A fatty liver leads to a broken heart?

Strict Monitoring of Cardiovascular Disease Recommended When Managing Nonalcoholic Fatty Liver Disease

Cardiovascular disease (CVD) is primarily the cause of death of patients with nonalcoholic fatty liver disease (NAFLD). The extent to which NAFLD itself, rather than associated conditions such as diabetes, obesity, or dyslipidemia, is responsible for increased cardiovascular death has been a matter of debate. In a new study, investigators from the Pitié-Salpêtrière Hospital, Pierre and Marie Curie University conclude that NAFLD is an independent risk factor for atherosclerosis and therefore CVD. Their findings, published in the Journal of Hepatology, recommend strict monitoring of cardiovascular health and metabolic complications in patients with NAFLD.

Fatty liver is an increasingly common condition in patients with obesity, type 2 diabetes, dyslipidemia and hypertension. Evidence indicates that the fatty and inflamed liver expresses several pro-inflammatory and procoagulant factors, as well as genes involved in accelerated atherogenesis. This raises the possibility that the link between NAFLD and cardiovascular mortality might not simply be mediated by shared, underlying, common risk factors, but rather that fatty liver independently contributes to increasing this risk.

Close to 6000 patients were examined using carotid ultrasound with measurement of carotid intima-media thickness and carotid plaques. Using the Fatty Liver Index (FLI) a well-validated biomarker panel, researchers observed that steatosis (fatty liver) is associated with carotid intima-media thickness (C-IMT), a pre-atherosclerotic lesion that predicts cardiovascular events.

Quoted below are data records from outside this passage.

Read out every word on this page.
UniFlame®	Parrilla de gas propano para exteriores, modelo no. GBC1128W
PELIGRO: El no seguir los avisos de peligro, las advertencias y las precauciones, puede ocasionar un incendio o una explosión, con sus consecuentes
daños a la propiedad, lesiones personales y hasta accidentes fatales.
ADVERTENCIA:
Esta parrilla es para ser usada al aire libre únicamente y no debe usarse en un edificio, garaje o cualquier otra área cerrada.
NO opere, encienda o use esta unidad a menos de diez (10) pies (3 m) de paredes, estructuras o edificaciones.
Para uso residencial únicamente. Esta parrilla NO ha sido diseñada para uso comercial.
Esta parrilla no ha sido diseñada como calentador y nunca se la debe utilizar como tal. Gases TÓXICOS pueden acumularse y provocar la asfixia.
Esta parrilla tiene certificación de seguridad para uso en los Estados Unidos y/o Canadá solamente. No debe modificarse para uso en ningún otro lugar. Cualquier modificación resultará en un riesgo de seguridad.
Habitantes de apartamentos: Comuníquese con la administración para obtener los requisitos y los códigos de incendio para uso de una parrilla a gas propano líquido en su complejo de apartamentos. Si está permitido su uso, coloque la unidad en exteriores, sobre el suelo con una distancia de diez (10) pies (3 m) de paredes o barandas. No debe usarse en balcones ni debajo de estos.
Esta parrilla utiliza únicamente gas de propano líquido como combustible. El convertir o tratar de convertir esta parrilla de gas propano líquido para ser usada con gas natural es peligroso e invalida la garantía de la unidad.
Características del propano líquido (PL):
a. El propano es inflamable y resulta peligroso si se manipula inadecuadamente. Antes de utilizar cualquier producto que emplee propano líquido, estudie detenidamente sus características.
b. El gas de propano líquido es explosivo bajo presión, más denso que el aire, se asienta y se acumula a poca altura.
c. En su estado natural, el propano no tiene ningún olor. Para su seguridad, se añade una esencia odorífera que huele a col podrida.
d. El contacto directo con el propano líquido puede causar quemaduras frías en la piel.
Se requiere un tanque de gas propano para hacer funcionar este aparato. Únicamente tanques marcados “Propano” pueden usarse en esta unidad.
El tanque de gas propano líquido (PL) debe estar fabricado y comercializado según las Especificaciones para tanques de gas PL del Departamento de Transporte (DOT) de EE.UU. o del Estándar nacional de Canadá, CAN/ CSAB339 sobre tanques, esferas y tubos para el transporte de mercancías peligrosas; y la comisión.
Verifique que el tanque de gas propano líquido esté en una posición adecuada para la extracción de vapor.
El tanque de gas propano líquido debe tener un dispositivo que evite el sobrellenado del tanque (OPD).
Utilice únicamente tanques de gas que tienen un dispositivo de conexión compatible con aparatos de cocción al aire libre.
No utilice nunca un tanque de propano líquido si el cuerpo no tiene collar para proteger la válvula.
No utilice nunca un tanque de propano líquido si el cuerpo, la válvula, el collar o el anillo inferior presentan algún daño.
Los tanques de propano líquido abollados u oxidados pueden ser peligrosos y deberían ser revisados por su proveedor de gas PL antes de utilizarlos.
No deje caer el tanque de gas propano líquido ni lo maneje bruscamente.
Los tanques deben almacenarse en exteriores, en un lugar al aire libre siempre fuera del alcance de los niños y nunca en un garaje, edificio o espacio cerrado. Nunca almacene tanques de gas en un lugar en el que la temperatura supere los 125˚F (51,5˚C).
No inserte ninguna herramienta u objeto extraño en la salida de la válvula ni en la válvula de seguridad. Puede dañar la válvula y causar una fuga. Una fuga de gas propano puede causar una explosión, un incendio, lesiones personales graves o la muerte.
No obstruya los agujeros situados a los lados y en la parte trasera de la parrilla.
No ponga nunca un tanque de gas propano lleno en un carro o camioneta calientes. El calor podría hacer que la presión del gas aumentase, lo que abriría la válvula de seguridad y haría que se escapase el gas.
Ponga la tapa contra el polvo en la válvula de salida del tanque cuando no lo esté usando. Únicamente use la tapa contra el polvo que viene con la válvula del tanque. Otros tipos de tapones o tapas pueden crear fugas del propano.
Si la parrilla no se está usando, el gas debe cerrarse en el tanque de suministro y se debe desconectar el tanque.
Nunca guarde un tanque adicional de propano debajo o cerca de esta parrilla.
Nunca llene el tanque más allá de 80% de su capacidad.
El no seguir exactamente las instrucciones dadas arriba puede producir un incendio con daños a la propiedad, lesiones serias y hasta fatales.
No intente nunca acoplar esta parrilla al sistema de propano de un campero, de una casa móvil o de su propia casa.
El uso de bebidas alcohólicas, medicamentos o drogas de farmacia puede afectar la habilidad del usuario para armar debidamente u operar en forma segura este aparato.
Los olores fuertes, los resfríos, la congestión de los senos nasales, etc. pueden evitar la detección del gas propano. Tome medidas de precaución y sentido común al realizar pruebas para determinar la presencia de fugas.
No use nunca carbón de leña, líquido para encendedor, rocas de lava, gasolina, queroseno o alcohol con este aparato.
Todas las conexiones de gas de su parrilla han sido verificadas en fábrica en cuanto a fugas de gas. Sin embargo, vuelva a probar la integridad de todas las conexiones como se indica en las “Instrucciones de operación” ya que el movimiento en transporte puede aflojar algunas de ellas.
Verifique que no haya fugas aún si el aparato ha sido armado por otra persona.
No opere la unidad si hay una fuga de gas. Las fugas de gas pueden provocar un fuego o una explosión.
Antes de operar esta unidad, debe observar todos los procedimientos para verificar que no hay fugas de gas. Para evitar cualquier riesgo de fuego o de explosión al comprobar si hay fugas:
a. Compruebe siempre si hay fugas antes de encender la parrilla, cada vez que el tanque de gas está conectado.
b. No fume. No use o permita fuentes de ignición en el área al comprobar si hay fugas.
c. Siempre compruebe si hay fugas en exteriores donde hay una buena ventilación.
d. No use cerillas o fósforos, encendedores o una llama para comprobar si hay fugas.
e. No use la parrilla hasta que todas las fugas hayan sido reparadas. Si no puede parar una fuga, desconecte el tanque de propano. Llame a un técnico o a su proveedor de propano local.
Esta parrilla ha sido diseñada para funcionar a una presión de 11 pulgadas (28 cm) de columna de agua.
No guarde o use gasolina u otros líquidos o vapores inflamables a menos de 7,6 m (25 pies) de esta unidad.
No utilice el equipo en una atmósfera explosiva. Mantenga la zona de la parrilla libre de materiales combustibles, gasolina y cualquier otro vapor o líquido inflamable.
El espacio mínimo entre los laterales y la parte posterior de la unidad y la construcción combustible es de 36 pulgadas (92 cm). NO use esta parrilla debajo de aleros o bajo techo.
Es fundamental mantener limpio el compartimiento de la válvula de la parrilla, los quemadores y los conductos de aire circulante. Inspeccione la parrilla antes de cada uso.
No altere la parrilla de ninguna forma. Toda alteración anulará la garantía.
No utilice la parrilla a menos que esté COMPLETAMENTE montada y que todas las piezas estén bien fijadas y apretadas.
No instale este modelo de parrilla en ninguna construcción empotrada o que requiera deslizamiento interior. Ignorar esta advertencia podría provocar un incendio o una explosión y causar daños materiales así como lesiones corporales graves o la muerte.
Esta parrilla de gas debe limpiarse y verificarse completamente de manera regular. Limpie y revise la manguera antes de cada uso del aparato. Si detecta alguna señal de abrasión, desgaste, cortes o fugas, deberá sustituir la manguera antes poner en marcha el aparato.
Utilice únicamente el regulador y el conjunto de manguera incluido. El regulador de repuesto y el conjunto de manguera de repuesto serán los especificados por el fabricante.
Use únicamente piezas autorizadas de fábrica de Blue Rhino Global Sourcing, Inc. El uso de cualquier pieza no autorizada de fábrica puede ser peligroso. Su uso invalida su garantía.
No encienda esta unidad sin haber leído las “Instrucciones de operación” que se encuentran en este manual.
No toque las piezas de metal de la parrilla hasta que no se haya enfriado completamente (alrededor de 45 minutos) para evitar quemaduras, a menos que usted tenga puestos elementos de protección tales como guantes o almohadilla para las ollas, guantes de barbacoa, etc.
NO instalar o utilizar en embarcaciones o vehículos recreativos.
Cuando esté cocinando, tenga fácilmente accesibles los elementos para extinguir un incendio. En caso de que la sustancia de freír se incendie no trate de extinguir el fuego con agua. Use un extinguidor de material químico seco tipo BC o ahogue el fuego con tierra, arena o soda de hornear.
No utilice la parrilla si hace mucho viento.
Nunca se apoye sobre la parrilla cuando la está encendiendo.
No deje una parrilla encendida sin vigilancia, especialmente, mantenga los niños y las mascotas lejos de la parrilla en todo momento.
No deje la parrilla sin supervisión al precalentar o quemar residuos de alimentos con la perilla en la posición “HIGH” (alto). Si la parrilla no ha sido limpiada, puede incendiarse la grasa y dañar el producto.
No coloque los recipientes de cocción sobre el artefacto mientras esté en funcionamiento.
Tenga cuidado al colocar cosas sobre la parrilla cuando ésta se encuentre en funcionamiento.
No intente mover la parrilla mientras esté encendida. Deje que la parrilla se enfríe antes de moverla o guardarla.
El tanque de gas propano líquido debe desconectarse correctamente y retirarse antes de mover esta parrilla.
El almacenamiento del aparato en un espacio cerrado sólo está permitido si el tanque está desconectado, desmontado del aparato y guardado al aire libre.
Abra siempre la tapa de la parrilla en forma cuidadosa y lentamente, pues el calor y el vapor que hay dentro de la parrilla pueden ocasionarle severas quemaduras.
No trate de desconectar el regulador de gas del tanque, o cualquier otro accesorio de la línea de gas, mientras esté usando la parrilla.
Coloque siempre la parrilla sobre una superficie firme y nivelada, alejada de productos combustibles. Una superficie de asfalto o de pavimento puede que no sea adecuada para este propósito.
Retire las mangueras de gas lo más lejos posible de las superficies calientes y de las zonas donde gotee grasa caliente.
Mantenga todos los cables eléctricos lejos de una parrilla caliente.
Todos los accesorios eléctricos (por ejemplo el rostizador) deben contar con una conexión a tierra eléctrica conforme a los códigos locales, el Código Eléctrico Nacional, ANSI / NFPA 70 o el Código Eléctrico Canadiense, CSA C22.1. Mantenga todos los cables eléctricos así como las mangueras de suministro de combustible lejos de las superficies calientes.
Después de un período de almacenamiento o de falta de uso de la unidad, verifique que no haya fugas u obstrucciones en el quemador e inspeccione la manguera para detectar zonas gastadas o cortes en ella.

C-IMT increased proportionally with FLI, and this association was independent of traditional cardio-metabolic risk factors.

The team concluded that in patients with metabolic syndrome at risk for cardiovascular events, NAFLD contributes to early atherosclerosis and its progression, independent of traditional cardiovascular risk factors.

“Regardless of the mechanisms involved, the clinical implications are of critical importance since patients at cardiovascular risk presenting with one or more metabolic syndrome characteristics are at even greater risk if they have steatosis. It was also found that patients with steatosis, but not overweight, not type 2 diabetic, or without arterial hypertension are at higher risk of developing these complications than individuals without steatosis. This indicates that NAFLD is a precursor of metabolic syndrome. It follows that the diagnosis of steatosis is extremely important and therefore a thorough cardiovascular and metabolic work-up and strict monitoring of CVD or metabolic complications are needed in the clinical management of NAFLD.